I know how it feels. It is the worst. And it feels even more awful people telling you "it's okay, it's going to be okay, there are other girls"

It doesn't get easier. It doesnt just disappear one day. You will always have that sharp sting everytime you think of their name... but the sting can get fainter and fainter... It may get harder though if you don't release the stress, let yourself feel it. I mean, REALLY feel, let the thoughts rush that you normally stop, let yourself mourn for however long it takes.. an hour, okay. Yell, scream, punch a pillow, punching bag, throw things, break something, just freak out, let the beast roar that is curled up inside feeding off of those emotions. Then after all of that spent energy, move on to the next step. Just keep walking. If it rises up, remind yourself you have already beaten yourself up over it... You have already felt bad, it happened, nothing you can do changes that fact. You have to live with it, you know this already. Nothing you can do will bring her back except her OWN free will. Move on, make today about creating tomorrow. Don't waste today wallowing about yesterdays... then you have thousands and thousands of yesterdays, and if you take something from each of those days, that is a LOT of emotional baggage... Just let it go. If you meet a person tomorrow, they have no idea any of that weight exists.... it only exists to you.
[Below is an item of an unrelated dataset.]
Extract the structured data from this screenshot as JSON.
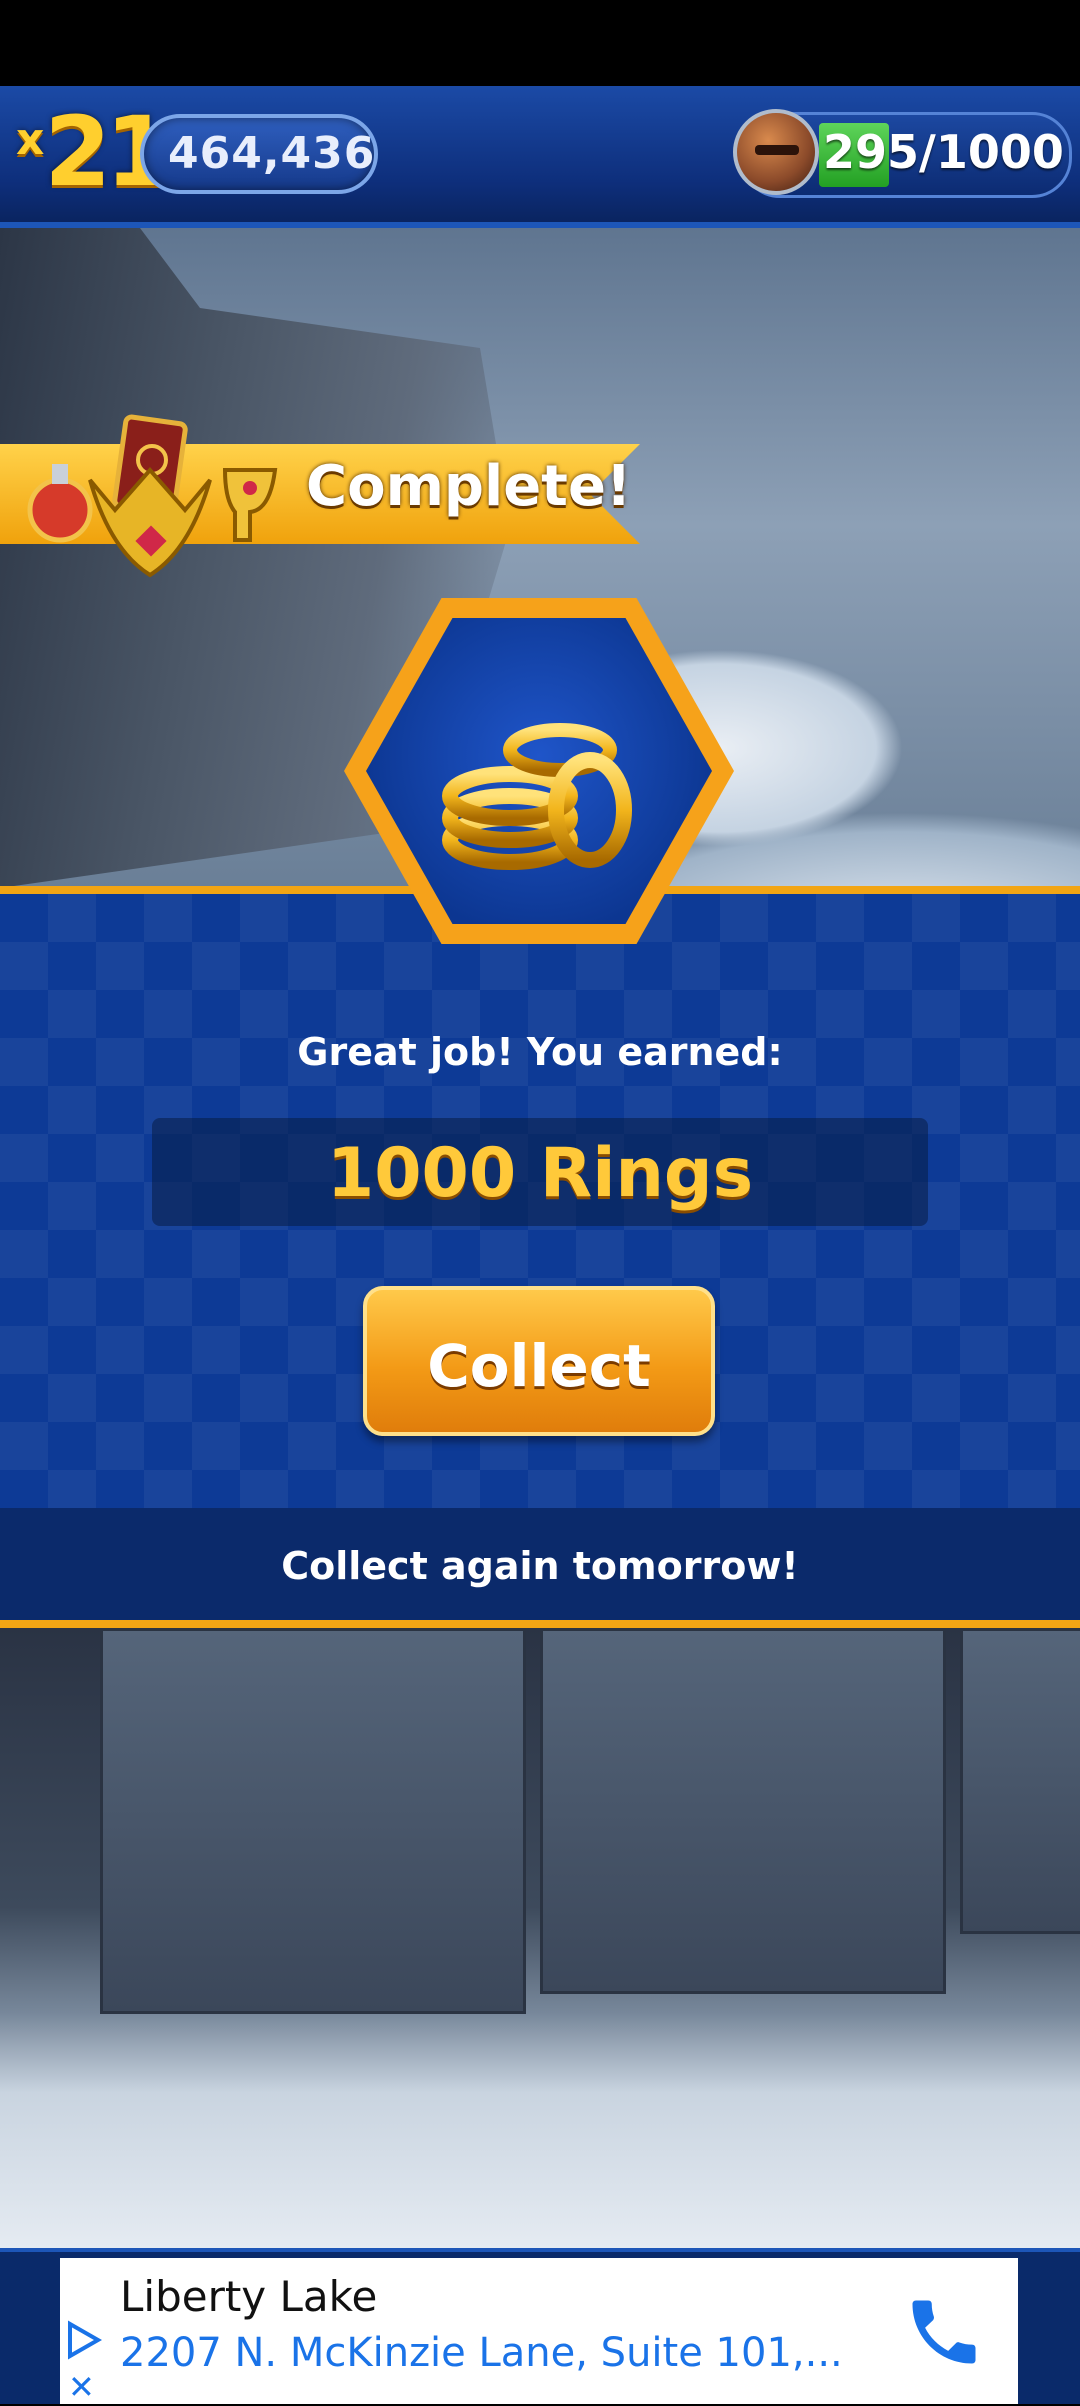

Find ONE reason to fall in love today. It doesn't have to be a person, by any means. Just one part of your day you say to yourself "This Is what I Love about Life." Recgonize it, big or small. If it is drinking a cup of tea in the early morning, let yourself love every minute of it. The key to getting out of a rut is to enjoy the small things.. When you add those up, that is a LOT of love, self love. Do every single thing you can to make your time enjoyable, you have 24 hours every day, 1440 minutes. No matter what you are doing, you should find one way, one part in it that you enjoy, and focus on that.

I hate to say you're 19 and young, but it is seriously true. I am only 21, but looking back at my 19 year old self I wish I could tell her that something is lost only when you lose it... So your girl left. She wasn't taken away, she walked away. Get on with your life, let others walk in the door... If you truly love her as a soulmate, she will come back eventually. You can't beg, that makes it worse. But when you accept it for what it is, when you no longer are knocking at her door, she will wonder where you went.

You may feel whatever way toward yourself, but you shouldn't. At the end of the day, you have yourself, and if you can't be alone, who can you be with? Please trust me on this, when you are finally content with yourself, accepting that you are a strong, awesome being, life will throw another lady at you... You can love her and give her the world, but remember you are your own world..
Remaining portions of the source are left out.